2000 book about Dungeons & Dragons

The Dungeons & Dragons Gazetteer is a supplement to the 3rd edition of the Dungeons & Dragons role-playing game.

==Contents==
The Dungeons & Dragons Gazetteer details the lands of Greyhawk, the 3rd edition core world of Dungeons & Dragons. The book's introduction noted that the D&D game setting is located on Oerth, more specifically on the continent of Oerik, in its easternmost portion called the Flanaess. The book then goes on the briefly cover the history of the region, as well as an atlas that provides a short description of the most important kingdoms. There is also a chapter on geography, and a listing of some of the most influential groups in the region.

==Publication history==
In 1980, D&D co-creator Gary Gygax released the World of Greyhawk Fantasy Game Setting, a 32-page gazetteer of Gygax's World of Greyhawk. This was updated several times over the next decade. After the takeover of TSR by Wizards of the Coast and the development of a third edition of D&D, the company published a new Gazetteer in 2000 using the same 32-page format originally used by Gygax twenty years previously.

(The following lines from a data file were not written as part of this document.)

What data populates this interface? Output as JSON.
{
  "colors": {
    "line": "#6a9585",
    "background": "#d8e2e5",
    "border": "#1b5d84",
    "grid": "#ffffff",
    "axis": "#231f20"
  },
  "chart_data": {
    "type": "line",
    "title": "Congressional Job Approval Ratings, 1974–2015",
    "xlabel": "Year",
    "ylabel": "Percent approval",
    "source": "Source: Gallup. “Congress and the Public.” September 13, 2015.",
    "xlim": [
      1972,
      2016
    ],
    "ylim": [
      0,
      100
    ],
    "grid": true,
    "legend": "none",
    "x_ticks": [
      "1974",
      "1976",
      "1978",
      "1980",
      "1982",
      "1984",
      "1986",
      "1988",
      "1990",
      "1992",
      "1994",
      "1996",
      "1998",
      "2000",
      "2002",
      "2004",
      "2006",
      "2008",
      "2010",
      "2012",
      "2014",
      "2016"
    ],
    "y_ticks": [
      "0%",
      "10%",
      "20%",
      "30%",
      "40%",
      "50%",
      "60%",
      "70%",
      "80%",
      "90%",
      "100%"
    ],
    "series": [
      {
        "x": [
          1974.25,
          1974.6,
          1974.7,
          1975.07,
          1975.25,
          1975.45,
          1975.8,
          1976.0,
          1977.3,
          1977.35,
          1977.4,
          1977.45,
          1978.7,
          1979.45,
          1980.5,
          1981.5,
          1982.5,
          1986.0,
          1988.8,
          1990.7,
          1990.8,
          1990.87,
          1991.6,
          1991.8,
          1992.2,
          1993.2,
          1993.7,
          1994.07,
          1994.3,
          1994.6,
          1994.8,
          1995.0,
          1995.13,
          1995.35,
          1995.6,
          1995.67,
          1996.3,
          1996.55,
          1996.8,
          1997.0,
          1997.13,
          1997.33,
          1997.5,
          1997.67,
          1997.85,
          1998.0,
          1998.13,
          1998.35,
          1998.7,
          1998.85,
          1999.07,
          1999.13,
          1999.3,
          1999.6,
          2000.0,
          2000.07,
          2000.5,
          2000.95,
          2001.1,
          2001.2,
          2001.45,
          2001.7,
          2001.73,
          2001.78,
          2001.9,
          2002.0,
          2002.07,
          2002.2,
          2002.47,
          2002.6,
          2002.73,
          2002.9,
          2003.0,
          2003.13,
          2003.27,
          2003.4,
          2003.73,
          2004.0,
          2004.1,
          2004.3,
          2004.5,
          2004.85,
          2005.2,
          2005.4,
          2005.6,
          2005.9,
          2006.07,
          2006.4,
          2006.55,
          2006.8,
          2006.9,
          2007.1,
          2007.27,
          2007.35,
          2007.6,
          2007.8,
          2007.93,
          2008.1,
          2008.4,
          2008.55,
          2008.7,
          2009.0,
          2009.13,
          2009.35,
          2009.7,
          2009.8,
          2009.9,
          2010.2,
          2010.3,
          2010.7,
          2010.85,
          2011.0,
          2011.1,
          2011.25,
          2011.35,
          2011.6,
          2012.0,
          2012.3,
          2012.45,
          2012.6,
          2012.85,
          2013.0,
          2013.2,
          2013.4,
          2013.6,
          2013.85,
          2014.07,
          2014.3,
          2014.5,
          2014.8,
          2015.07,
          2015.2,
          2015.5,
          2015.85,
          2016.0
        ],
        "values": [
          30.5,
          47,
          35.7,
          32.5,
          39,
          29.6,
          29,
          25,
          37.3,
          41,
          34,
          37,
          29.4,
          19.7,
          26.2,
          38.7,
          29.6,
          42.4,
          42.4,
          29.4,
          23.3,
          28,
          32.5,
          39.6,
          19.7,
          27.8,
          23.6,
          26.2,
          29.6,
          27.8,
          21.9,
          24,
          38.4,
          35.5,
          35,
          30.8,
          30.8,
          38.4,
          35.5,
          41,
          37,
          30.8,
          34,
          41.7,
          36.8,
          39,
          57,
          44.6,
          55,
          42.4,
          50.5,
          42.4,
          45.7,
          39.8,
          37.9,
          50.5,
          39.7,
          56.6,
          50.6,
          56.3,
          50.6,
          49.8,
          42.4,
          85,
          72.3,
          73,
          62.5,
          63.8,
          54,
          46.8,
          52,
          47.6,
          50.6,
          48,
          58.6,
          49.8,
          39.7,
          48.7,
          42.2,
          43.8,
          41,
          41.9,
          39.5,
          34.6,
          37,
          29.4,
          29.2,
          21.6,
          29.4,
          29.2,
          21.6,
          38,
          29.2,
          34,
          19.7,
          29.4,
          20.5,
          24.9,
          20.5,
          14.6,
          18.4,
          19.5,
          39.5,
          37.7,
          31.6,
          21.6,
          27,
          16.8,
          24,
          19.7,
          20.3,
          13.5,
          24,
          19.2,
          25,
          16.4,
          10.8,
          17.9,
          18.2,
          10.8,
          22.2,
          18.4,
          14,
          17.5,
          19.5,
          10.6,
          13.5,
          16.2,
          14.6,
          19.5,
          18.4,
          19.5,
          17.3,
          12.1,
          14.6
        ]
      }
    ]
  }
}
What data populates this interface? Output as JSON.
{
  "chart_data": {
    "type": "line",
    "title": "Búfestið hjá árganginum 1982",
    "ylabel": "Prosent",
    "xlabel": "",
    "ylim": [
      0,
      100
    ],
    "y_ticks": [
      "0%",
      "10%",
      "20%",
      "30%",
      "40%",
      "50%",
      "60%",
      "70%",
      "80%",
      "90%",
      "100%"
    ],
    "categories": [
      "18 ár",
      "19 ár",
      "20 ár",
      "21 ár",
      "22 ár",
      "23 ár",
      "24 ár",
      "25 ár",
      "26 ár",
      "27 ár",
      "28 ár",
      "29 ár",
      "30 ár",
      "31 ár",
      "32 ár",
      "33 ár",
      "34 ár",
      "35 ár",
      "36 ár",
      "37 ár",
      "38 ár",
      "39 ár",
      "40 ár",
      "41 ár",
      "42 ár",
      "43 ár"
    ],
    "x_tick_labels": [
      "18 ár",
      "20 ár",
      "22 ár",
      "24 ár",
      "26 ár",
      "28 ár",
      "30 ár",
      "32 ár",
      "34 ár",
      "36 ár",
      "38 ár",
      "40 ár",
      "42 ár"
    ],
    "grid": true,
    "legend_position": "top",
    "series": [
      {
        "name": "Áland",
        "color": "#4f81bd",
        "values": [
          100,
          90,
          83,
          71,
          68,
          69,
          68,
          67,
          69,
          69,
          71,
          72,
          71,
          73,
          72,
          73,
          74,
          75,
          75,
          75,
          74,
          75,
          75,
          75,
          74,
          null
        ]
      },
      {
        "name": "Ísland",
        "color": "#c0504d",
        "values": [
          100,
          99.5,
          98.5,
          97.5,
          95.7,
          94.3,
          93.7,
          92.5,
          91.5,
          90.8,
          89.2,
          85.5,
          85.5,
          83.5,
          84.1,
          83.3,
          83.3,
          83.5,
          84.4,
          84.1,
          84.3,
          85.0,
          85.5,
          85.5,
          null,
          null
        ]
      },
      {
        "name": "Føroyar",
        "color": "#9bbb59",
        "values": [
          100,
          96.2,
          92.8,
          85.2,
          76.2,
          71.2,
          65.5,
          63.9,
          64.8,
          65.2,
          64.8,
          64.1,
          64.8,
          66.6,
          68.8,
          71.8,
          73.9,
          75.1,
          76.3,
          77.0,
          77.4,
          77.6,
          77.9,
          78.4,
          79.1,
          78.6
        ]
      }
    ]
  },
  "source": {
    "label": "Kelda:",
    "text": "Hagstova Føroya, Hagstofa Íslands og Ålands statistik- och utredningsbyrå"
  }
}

The Dungeons & Dragons Gazetteer was written by Gary Holian, Erik Mona, Sean Reynolds, and Frederick Weining, with cover art was by Sam Wood, with interior art by Dennis Cramer.

==Reception==
In Issue 24 of the French role-playing magazine Backstab, Cyril Pasteau noted that 32 pages was not enough to "synthesize a universe as vast as that of Grehyawk." Pasteau concluded, "Unfortunately, there is not enough material for a beginning gamemaster to build their own campaign."